Twelve by Jasper Kent

Twelve Voordalak, voordalak, voordalak . . . ah, yes! Vampire. Hmm, even the Dragon is getting a little burned out on the vampire spin, but at least Kent does vampires right in his debut novel, Twelve.

The Grande Armée of Napoleon Bonaparte is poised on Moscow’s doorstep in the autumn of 1812. In a desperate bid to stop the French, Captain Aleksei Ivanovich Danilov and his comrades enlist the help of the Oprichniki. The Oprichniki are twelve mercenaries from Eastern Europe, each is named for one of Christ’s disciples, including the enigmatic Iuda. The Oprichniki promise they can stop the Russian advance with their unorthodox guerrilla warfare, and Aleksei and his comrades are desperate enough to accept their help.

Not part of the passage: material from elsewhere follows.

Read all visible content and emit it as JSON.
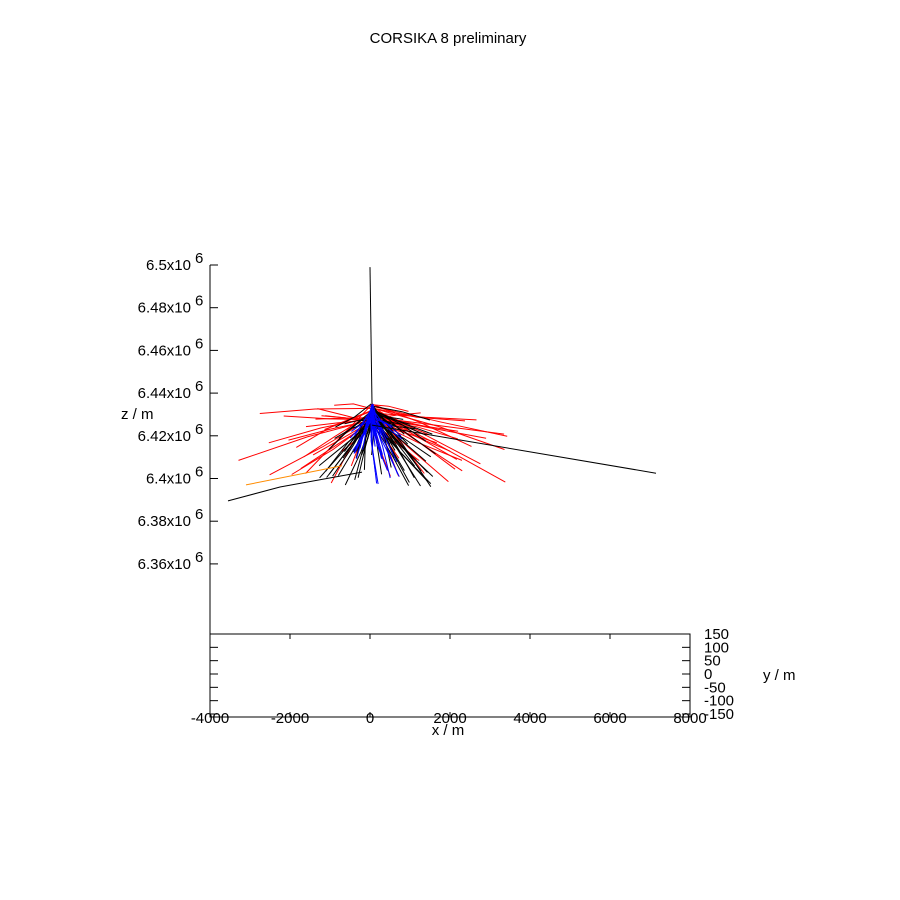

Kent does an excellent job of writing about this period of the Napoleonic Wars and the French invasion of Russian. The historical aspects of the novel never overshadow or supersede Aleksei’s story, but instead enhance the supernatural portions of the tale to lend believability to the overall novel.

The vampires are not sparkly teenage stalking caricatures of young adult novels, but creatures of blood with a lust for killing. The entire novel is well written and accurate in both history and legend.

So why is the Dragon ambivalent about this novel?

Aleksei was a likeable character, all of Kent’s characters were well drawn, including Iuda. I certainly enjoyed the story; and I positively loved the historical setting of the novel. The sub-plot concerning Aleksei and Domnikiia never interested me, and I had difficulty believing there was actually anything between the pair other than lust. Aleksei proclaimed love, but his adoration was never accompanied by action. At one point, he couldn’t wait to be rid of her, so I didn’t buy into his angst over her well-being.

This is highly subjective, but I would have enjoyed Twelve better as a war story that focused on Aleksei, Maksim, Dmitry, Vadim, and their war against the French, then the Oprichniki. I would have liked to have seen a more focused approach on these four men and their betrayals without all the pretensions to romance with Domnikiia.

There was more than one occasion where I felt the scenes were ponderous with information. The plot and Aleksei’s thought processes were so meticulously detailed in some passages that Kent lost the emotion of the prose in lieu of an almost technical rendition of the facts.

In spite of this, Kent’s prose did have a very comfortable feel so that the novel’s defects did not prevent me from enjoying Twelve. I think that Twelve is well worth the read, and I will certainly look forward to Kent’s next novel.